New Cancer Center Clinic Targets High-Risk Women
Wanted:
Any woman who faces a high risk for the most feared female cancers – breast and ovarian – or who wants to know if she does.
A new clinic targeting high-risk women is now up and running at the Arizona Cancer Center. It offers the latest methods and technologies for early screening and prevention of these cancers, in addition to treatments, clinical trials, and nutritional and psychological counseling.
“I have seen so many patients come down with breast cancer in their 30s, then get ovarian cancer in their 40s, and I don’t want to see that anymore,” said Dr. Molly Brewer, a University of Arizona ovarian-cancer specialist who played a key role in opening the clinic.
“You take a look at their family history, and you say, omigosh, this could have been caught so much earlier – maybe even prevented. That’s why we opened this clinic.”
Until now, cancer medicine has focused mostly on treatment after diagnosis. But with ovarian cancer, that is dangerous, because symptoms rarely occur until it is in advanced, often fatal, stages.
Although regular screening for breast cancer is encouraged, even that is sometimes “too little, too late,” said Dr. Christina Kim, a breast surgeon with the Arizona Cancer Center who also is a founding member of the clinic team.
Mammograms typically find cancers that are 5 millimeters or larger, and it can take up to 10 years for a lesion to reach that size, Kim said.
“The emerging techniques we use allow much earlier diagnosis. We want to focus on finding cancer very early, even in the precancerous stage, by screening women at a young age,” she said. “Our target is those in their 30s or early 40s, but we can evaluate and work with any at-risk woman older than 18.”
After losing her mother, two sisters and an aunt to breast or ovarian cancer, Tucsonan Mary Dimercurio, 58, wishes this clinic had been open years ago – before both cancers struck her as well.
“I would have loved a clinic like this. With the kind of family history I have, I’m about as high-risk as you can get. This has been a huge issue for so long for my entire family,” said Dimercurio. She lost one breast to cancer in 1980, has been in treatment for ovarian cancer since 2002, and had her other breast removed in June to end further threat from that cancer.
Now a patient at the high-risk clinic, she’ll continue her treatment there – and may have access to an experimental drug for her cancer because of it.

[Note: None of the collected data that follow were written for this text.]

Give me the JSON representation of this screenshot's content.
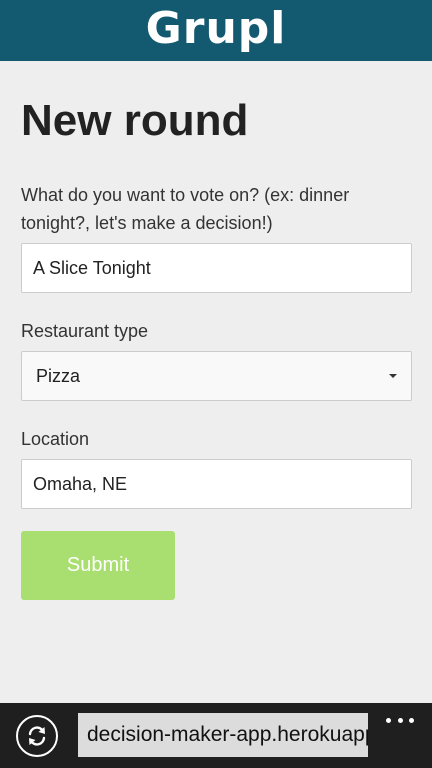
{
  "header": {
    "brand": "Grupl",
    "background_color": "#135a70"
  },
  "page": {
    "title": "New round"
  },
  "form": {
    "vote_label": "What do you want to vote on? (ex: dinner tonight?, let's make a decision!)",
    "vote_value": "A Slice Tonight",
    "type_label": "Restaurant type",
    "type_value": "Pizza",
    "location_label": "Location",
    "location_value": "Omaha, NE",
    "submit_label": "Submit",
    "submit_color": "#a9df70"
  },
  "browser": {
    "url": "decision-maker-app.herokuapp.com",
    "refresh_icon": "refresh-icon",
    "more_icon": "more-icon"
  }
}
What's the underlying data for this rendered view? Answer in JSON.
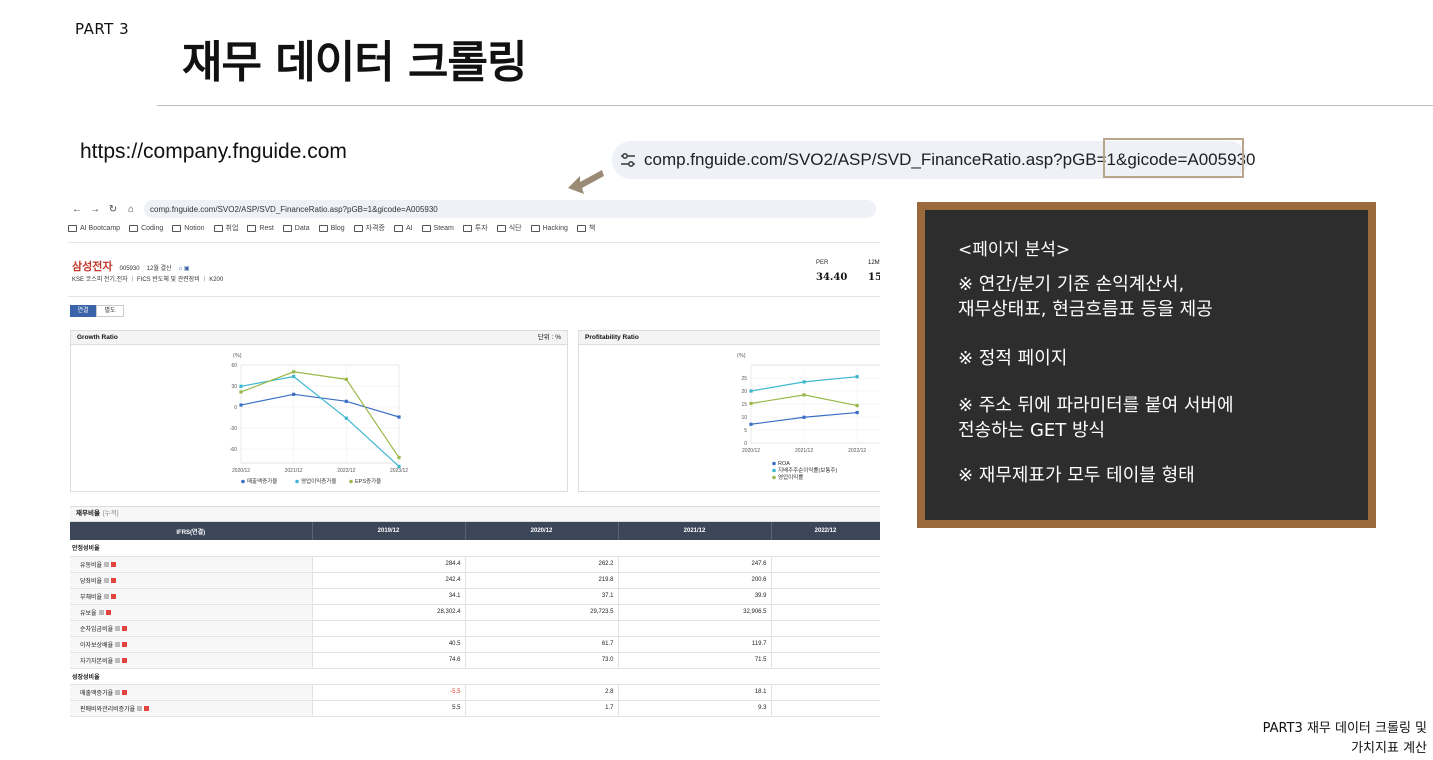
{
  "slide": {
    "part": "PART 3",
    "title": "재무 데이터 크롤링",
    "site_url": "https://company.fnguide.com",
    "address_bar": "comp.fnguide.com/SVO2/ASP/SVD_FinanceRatio.asp?pGB=1&gicode=A005930",
    "footer_line1": "PART3 재무 데이터 크롤링 및",
    "footer_line2": "가치지표 계산"
  },
  "browser": {
    "url": "comp.fnguide.com/SVO2/ASP/SVD_FinanceRatio.asp?pGB=1&gicode=A005930",
    "bookmarks": [
      "AI Bootcamp",
      "Coding",
      "Notion",
      "취업",
      "Rest",
      "Data",
      "Blog",
      "자격증",
      "AI",
      "Steam",
      "투자",
      "식단",
      "Hacking",
      "책"
    ]
  },
  "company": {
    "name": "삼성전자",
    "code": "005930",
    "settle": "12월 결산",
    "market": "KSE  코스피 전기,전자",
    "fics": "FICS 반도체 및 관련장비",
    "index": "K200",
    "per_label": "PER",
    "per_value": "34.40",
    "per2_label": "12M",
    "per2_value": "15"
  },
  "tabs": {
    "consolidated": "연결",
    "separate": "별도"
  },
  "growth_panel": {
    "title": "Growth Ratio",
    "unit": "단위 : %",
    "unit_label": "(%)",
    "legend": [
      "매출액증가율",
      "영업이익증가율",
      "EPS증가율"
    ]
  },
  "profit_panel": {
    "title": "Profitability Ratio",
    "unit_label": "(%)",
    "legend": [
      "ROA",
      "지배주주순이익률(보통주)",
      "영업이익률"
    ]
  },
  "chart_data": [
    {
      "type": "line",
      "title": "Growth Ratio",
      "x": [
        "2020/12",
        "2021/12",
        "2022/12",
        "2023/12"
      ],
      "ylim": [
        -80,
        60
      ],
      "yticks": [
        60,
        30,
        0,
        -30,
        -60
      ],
      "series": [
        {
          "name": "매출액증가율",
          "values": [
            2.8,
            18.1,
            8.1,
            -14.3
          ],
          "color": "#3a6fc4"
        },
        {
          "name": "영업이익증가율",
          "values": [
            29.6,
            43.5,
            -16.0,
            -84.9
          ],
          "color": "#3db7d0"
        },
        {
          "name": "EPS증가율",
          "values": [
            21.5,
            50.3,
            39.5,
            -72.2
          ],
          "color": "#9ab84a"
        }
      ]
    },
    {
      "type": "line",
      "title": "Profitability Ratio",
      "x": [
        "2020/12",
        "2021/12",
        "2022/12"
      ],
      "ylim": [
        0,
        30
      ],
      "yticks": [
        25,
        20,
        15,
        10,
        5,
        0
      ],
      "series": [
        {
          "name": "ROA",
          "values": [
            7.2,
            9.9,
            11.7
          ],
          "color": "#3a6fc4"
        },
        {
          "name": "지배주주순이익률(보통주)",
          "values": [
            20.0,
            23.5,
            25.5
          ],
          "color": "#3db7d0"
        },
        {
          "name": "영업이익률",
          "values": [
            15.2,
            18.5,
            14.4
          ],
          "color": "#9ab84a"
        }
      ]
    }
  ],
  "fin_table": {
    "title": "재무비율",
    "tag": "[누적]",
    "headers": [
      "IFRS(연결)",
      "2019/12",
      "2020/12",
      "2021/12",
      "2022/12"
    ],
    "group1": "안정성비율",
    "group2": "성장성비율",
    "rows": [
      {
        "label": "유동비율",
        "v": [
          "284.4",
          "262.2",
          "247.6",
          ""
        ]
      },
      {
        "label": "당좌비율",
        "v": [
          "242.4",
          "219.8",
          "200.6",
          ""
        ]
      },
      {
        "label": "부채비율",
        "v": [
          "34.1",
          "37.1",
          "39.9",
          ""
        ]
      },
      {
        "label": "유보율",
        "v": [
          "28,302.4",
          "29,723.5",
          "32,906.5",
          ""
        ]
      },
      {
        "label": "순차입금비율",
        "v": [
          "",
          "",
          "",
          ""
        ]
      },
      {
        "label": "이자보상배율",
        "v": [
          "40.5",
          "61.7",
          "119.7",
          ""
        ]
      },
      {
        "label": "자기자본비율",
        "v": [
          "74.6",
          "73.0",
          "71.5",
          ""
        ]
      },
      {
        "label": "매출액증가율",
        "v": [
          "-5.5",
          "2.8",
          "18.1",
          ""
        ]
      },
      {
        "label": "판매비와관리비증가율",
        "v": [
          "5.5",
          "1.7",
          "9.3",
          ""
        ]
      }
    ]
  },
  "board": {
    "heading": "<페이지 분석>",
    "p1a": "※ 연간/분기 기준 손익계산서,",
    "p1b": "재무상태표, 현금흐름표 등을 제공",
    "p2": "※ 정적 페이지",
    "p3a": "※ 주소 뒤에 파라미터를 붙여 서버에",
    "p3b": "전송하는 GET 방식",
    "p4": "※ 재무제표가 모두 테이블 형태"
  },
  "colors": {
    "board_frame": "#9a6a3c",
    "board_bg": "#2d2d2d",
    "table_header": "#3b4658",
    "highlight_box": "#b9a58c"
  }
}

“Dr. Brewer is trying to get a drug that’s not yet approved for ovarian cancer. My insurance is balking at it, but she’s working on it. That’s part of what happens here,” Dimercurio said.
The clinic team includes a breast surgeon, a gynecologic oncologist, medical oncologists, a genetic counselor, a nutritionist and nurse coordinators.

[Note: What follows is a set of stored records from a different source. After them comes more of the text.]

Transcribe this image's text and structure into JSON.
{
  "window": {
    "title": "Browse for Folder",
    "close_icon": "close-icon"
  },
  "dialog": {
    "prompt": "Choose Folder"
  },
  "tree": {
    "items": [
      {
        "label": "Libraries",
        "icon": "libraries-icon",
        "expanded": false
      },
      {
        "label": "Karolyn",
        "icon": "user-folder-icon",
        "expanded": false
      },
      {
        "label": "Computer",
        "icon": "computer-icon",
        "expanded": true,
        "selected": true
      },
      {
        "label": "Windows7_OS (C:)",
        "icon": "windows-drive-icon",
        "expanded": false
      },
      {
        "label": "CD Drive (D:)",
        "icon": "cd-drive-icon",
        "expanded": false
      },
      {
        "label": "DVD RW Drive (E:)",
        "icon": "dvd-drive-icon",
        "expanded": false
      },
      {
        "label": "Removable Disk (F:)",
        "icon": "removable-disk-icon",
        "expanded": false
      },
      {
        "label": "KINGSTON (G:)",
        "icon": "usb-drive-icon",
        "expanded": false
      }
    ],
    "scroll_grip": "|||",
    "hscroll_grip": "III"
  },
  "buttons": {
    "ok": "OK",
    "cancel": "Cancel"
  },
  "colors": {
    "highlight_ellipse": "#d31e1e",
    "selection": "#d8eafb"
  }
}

What many women may not realize is that breast and ovarian cancers pose dual threats to high-risk women, which is why the clinic focuses on both.

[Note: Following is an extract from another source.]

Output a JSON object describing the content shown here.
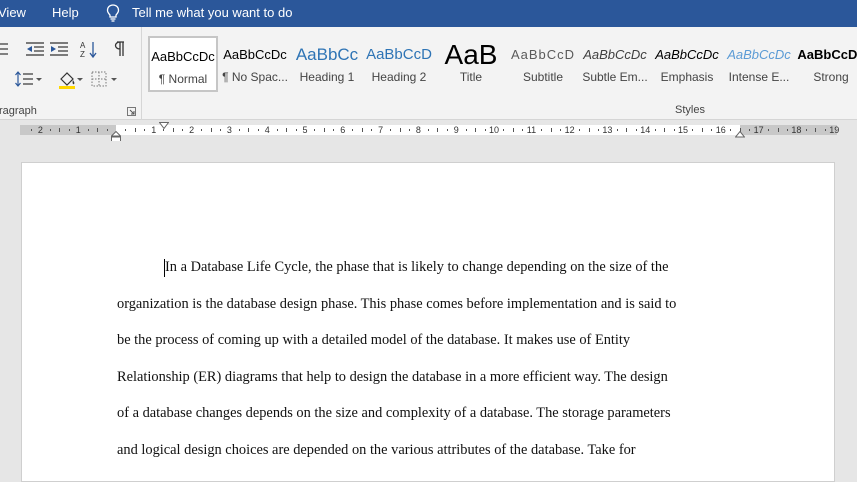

“These two cancers run together – there is a certain subset of women at high risk for both,” said Brewer. “If you have a genetic risk for breast cancer, you very likely are at risk for ovarian as well.”
Breast cancer is expected to kill more than 40,400 women in the United States this year while ovarian cancer will kill more than 16,000. In Arizona, 720 women are expected to die of breast cancer this year and 290 of ovarian cancer.
Dimercurio carries what is known as the “breast cancer gene” – the BRCA-1 mutation that is a marker for familial breast cancer and for hereditary breast-ovarian cancer syndrome.
In doing evaluations of patient risk, the clinic’s genetic counselor tests for this and other cancer markers, and explores the complete family history. High-technology screening methods also are used.
One technique, breast endoscopy, uses a tiny probe to explore the breast milk ducts, where most cancers start years before a mammogram would find them.
“We just want women – even women who aren’t sure if they are at risk – to know we’re here,” Brewer said. “We want to get the word out.”
FOR MORE INFORMATION:
To contact the High-Risk Breast and Ovarian Cancer Clinic, call 326-5290 Monday through Friday, 8 a.m.-noon.
ARE YOU AT RISK?
* To determine your risk for breast or ovarian cancer, answer the following questions:
* Do you have nipple discharge?
* Have you had breast or ovarian cancer?
* Did/does your mother, sister or daughter have breast or ovarian cancer?
* Are there two or more aunts or cousins with breast or ovarian cancer on either side of your family?
* Do you have any male relatives who have/had breast cancer?
* Were you or any of your relatives diagnosed with breast or ovarian cancer before the age of 50?
* Is there a known genetic mutation, such as BRCA-1 or BRCA-2, in your family?
* If you answered “yes” to any of the questions, you are a candidate for the High-Risk Breast and Ovarian Cancer Clinic at the Arizona Cancer Center.